Q19. What is the use of the ‘assert’ keyword in python?
A. In Python, the assert statement is used to test a condition. If the condition is True, then the program continues to execute. If the condition is False, then the program raises an AssertionError exception.

The assert statement is often used to check the internal consistency of a program. For example, you might use an assert statement to check that a list is sorted before performing a binary search on the list.

It’s important to note that the assert statement is used for debugging purposes and is not intended to be used as a way to handle runtime errors. In production code, you should use try and except blocks to handle exceptions that might be raised at runtime.
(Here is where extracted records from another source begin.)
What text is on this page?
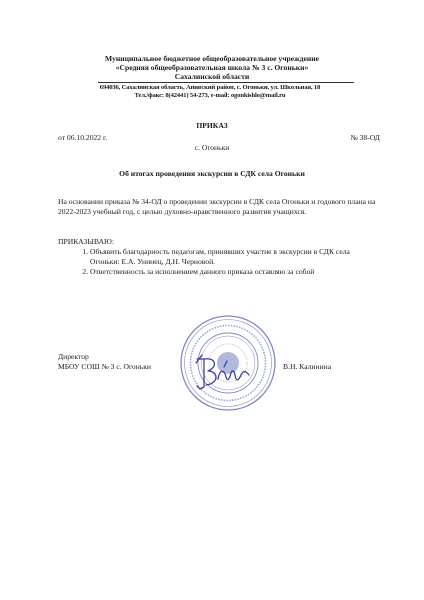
Муниципальное бюджетное общеобразовательное учреждение
«Средняя общеобразовательная школа № 3 с. Огоньки»
Сахалинской области
694036, Сахалинская область, Анивский район, с. Огоньки, ул. Школьная, 18
Тел./факс: 8(42441) 54-273, e-mail: ogonkishlo@mail.ru
ПРИКАЗ
от 06.10.2022 г.	№ 38-ОД
с. Огоньки
Об итогах проведения экскурсии в СДК села Огоньки
На основании приказа № 34-ОД о проведении экскурсии в СДК села Огоньки и годового плана на 2022-2023 учебный год, с целью духовно-нравственного развития учащихся.
ПРИКАЗЫВАЮ:
1. Объявить благодарность педагогам, принявших участие в экскурсии в СДК села Огоньки: Е.А. Унинец, Д.Н. Черновой.
2. Ответственность за исполнением данного приказа оставляю за собой
Директор
МБОУ СОШ № 3 с. Огоньки	В.Н. Калинина
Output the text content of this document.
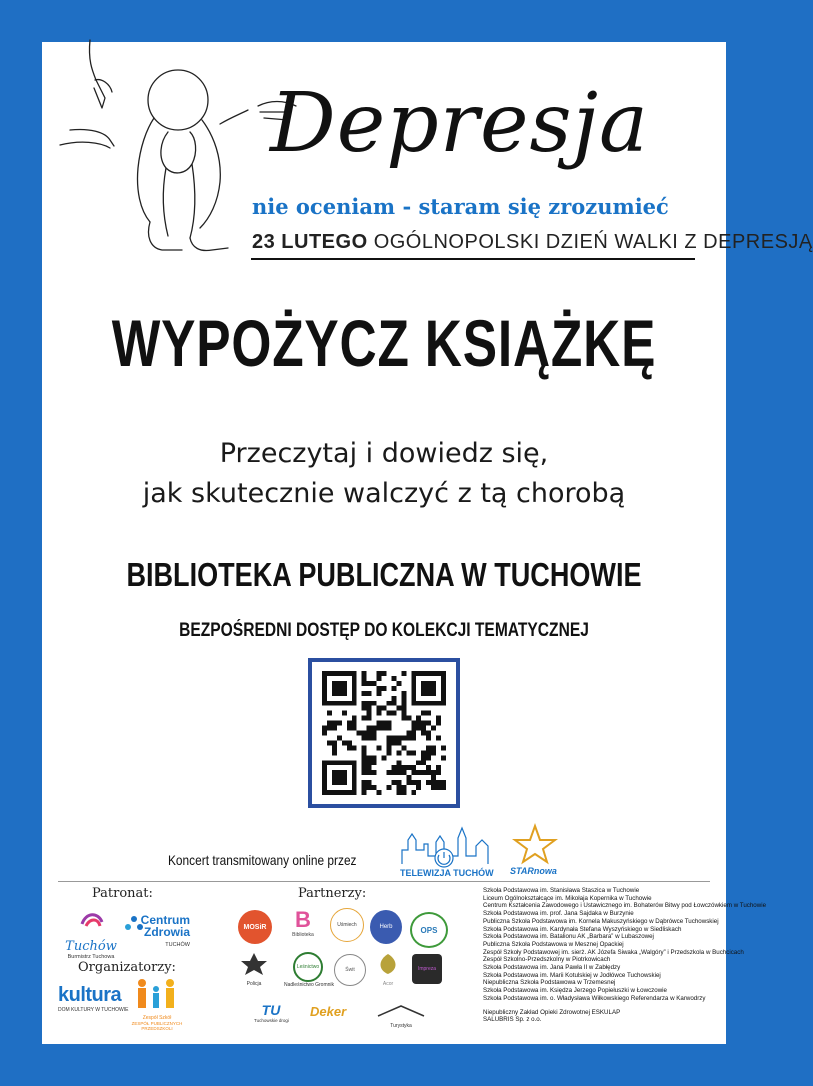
Depresja
nie oceniam - staram się zrozumieć
23 LUTEGO OGÓLNOPOLSKI DZIEŃ WALKI Z DEPRESJĄ
WYPOŻYCZ KSIĄŻKĘ
Przeczytaj i dowiedz się,
jak skutecznie walczyć z tą chorobą
BIBLIOTEKA PUBLICZNA W TUCHOWIE
BEZPOŚREDNI DOSTĘP DO KOLEKCJI TEMATYCZNEJ
Koncert transmitowany online przez
TELEWIZJA TUCHÓW STARnowa
Patronat:
Organizatorzy:
Partnerzy:
Tuchów
Burmistrz Tuchowa
Centrum Zdrowia
TUCHÓW
kultura
DOM KULTURY W TUCHOWIE
Zespół Szkół
ZESPÓŁ PUBLICZNYCH PRZEDSZKOLI
MOSiR	B
Biblioteka
Uśmiech	Herb	OPS
Policja
Leśnictwo
Nadleśnictwo Gromnik
Świt
Acor
Impreza
TU
Tuchowskie drogi
Deker
Turystyka
Szkoła Podstawowa im. Stanisława Staszica w Tuchowie
Liceum Ogólnokształcące im. Mikołaja Kopernika w Tuchowie
Centrum Kształcenia Zawodowego i Ustawicznego im. Bohaterów Bitwy pod Łowczówkiem w Tuchowie
Szkoła Podstawowa im. prof. Jana Sajdaka w Burzynie
Publiczna Szkoła Podstawowa im. Kornela Makuszyńskiego w Dąbrówce Tuchowskiej
Szkoła Podstawowa im. Kardynała Stefana Wyszyńskiego w Siedliskach
Szkoła Podstawowa im. Batalionu AK „Barbara” w Lubaszowej
Publiczna Szkoła Podstawowa w Mesznej Opackiej
Zespół Szkoły Podstawowej im. sierż. AK Józefa Siwaka „Walgóry” i Przedszkola w Buchcicach
Zespół Szkolno-Przedszkolny w Piotrkowicach
Szkoła Podstawowa im. Jana Pawła II w Zabłędzy
Szkoła Podstawowa im. Marii Kotulskiej w Jodłówce Tuchowskiej
Niepubliczna Szkoła Podstawowa w Trzemesnej
Szkoła Podstawowa im. Księdza Jerzego Popiełuszki w Łowczowie
Szkoła Podstawowa im. o. Władysława Wiłkowskiego Referendarza w Karwodrzy
Niepubliczny Zakład Opieki Zdrowotnej ESKULAP
SALUBRIS Sp. z o.o.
Q20. What are decorators in python?

# Example of a simple decorator
def my_decorator(func):
    def wrapper():
        print("Something is happening before the function is called.")
        func()  # Call the original function
        print("Something is happening after the function is called.")
    return wrapper

# Using the decorator
@my_decorator
def say_hello():
    print("Hello!")

# Calling the decorated function
say_hello()

Output

Something is happening before the function is called.
Hello!
Something is happening after the function is called.

Q21. How to perform univariate analysis for numerical and categorical variables?
A. Univariate analysis is a statistical technique used to analyze and describe the characteristics of a single variable
For numerical variables:

Calculate descriptive statistics such as the mean, median, mode, and standard deviation to summarize the distribution of the data.
Visualize the distribution of the data using plots such as histograms, boxplots, or density plots.
Check for outliers and anomalies in the data.
Check for normality in the data using statistical tests or visualizations such as a Q-Q plot.
For categorical variables.

Calculate the frequency or count of each category in the data.
Calculate the percentage or proportion of each category in the data.
Visualize the distribution of the data using plots such as bar plots or pie charts.
Check for imbalances or abnormalities in the distribution of the data.

What are the different ways in which we can find outliers in the data?
Outliers are data points that are significantly different from the majority of the data

Visual inspection: Outliers can often be identified by visually inspecting the data using plots such as histograms, scatterplots, or boxplots.
Z-score: The z-score of a data point is a measure of how many standard deviations it is from the mean. Data points with a z-score greater than a certain threshold (e.g., 3 or 4) can be considered outliers.